I am looking for systems to make a research paper blind (i.e., remove all information about authors, affiliations, maybe even anonymize self-references to previous work) and do this automatically, i.e., without human intervention. Do such systems exist?
I have four main use cases in mind for this:
- As a reviewer in non-double-blind venues, you may nevertheless prefer to review the papers of your batch by hiding information about the identity, affiliations, etc., of authors, to avoid biasing yourself. This probably wouldn't be easy in practice (as you often get emails about the papers, or see info about the papers on an editorial platform such as Easychair, which prominently feature the author information) but could be doable nevertheless (e.g., with the help of someone else to retrieve the papers for you). In this use case, the blinding system would take as input a PDF file of the article and hide author information, etc., probably using some PDF extraction tool such as Grobid.
- As an editor of an overlay journal (where articles and submissions are hosted on a public repository), if you want your overlay journal to be double-blind, you will need to give reviewers a blinded version of the articles, but of course the original articles hosted on arXiv will have to feature the author information prominently, so you'll need to remove it. In this use case, for papers typeset in LaTeX, the blinding system could work from the LaTeX sources of the paper (distributed by arXiv), which is probably easier (but still tricky for non-anonymous self-references).

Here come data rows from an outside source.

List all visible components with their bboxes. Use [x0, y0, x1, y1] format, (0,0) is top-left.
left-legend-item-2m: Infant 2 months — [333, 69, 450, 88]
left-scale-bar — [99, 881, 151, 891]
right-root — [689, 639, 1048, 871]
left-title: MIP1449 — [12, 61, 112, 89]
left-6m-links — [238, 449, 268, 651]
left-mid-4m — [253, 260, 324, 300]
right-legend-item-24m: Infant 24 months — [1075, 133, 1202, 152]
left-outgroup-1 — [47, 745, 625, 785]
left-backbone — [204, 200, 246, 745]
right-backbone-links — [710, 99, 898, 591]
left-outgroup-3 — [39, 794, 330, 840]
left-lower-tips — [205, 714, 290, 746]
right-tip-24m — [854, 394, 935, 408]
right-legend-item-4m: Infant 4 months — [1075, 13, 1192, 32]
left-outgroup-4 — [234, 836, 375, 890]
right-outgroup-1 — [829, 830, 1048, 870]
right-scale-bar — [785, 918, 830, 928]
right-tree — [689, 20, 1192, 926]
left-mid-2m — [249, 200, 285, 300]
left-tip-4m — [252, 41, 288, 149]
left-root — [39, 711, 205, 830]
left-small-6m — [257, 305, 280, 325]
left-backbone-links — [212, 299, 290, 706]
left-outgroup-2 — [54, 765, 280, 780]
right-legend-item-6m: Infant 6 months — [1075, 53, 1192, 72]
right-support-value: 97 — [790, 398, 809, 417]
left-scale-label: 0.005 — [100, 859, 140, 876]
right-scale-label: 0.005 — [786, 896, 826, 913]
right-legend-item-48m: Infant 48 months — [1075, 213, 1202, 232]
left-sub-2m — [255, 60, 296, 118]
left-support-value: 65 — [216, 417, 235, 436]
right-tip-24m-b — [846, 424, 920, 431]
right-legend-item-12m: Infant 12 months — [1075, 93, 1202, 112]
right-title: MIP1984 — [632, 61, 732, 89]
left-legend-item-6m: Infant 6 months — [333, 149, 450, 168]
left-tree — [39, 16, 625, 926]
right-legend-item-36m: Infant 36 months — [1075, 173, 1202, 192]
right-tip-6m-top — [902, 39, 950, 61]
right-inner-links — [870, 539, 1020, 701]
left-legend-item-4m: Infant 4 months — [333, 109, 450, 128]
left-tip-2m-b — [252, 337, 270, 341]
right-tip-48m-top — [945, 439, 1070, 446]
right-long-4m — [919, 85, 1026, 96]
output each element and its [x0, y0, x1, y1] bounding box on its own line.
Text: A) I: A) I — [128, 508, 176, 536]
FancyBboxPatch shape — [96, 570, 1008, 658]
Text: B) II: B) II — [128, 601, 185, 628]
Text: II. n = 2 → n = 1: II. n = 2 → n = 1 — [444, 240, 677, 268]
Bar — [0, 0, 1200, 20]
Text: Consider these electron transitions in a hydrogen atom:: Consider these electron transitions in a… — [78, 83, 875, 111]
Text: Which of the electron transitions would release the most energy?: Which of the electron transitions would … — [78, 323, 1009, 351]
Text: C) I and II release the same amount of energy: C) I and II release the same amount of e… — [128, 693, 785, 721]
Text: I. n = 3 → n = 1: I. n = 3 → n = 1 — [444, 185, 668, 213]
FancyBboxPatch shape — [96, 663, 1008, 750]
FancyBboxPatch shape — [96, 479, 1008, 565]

- As an author, when (re)submitting your work to a double-blind conference, it would be helpful to automatically make the paper blind or at least have a way to flag potential violations of blindness (the most interesting ones being non-anonymous self-citations). Again this could work from the LaTeX sources.
- Finally, when operating a double-blind conference, when authors submit their manuscript (as LaTeX sources or as PDF), it could be useful to automatically make it double-blind, or at least highlight possible double-blindness violations. (This is the previous point but on the conference side.)
[I am not sure whether this question is in scope here -- I hesitated with Software Recommendations but this is rather specific to academia so posting it here.]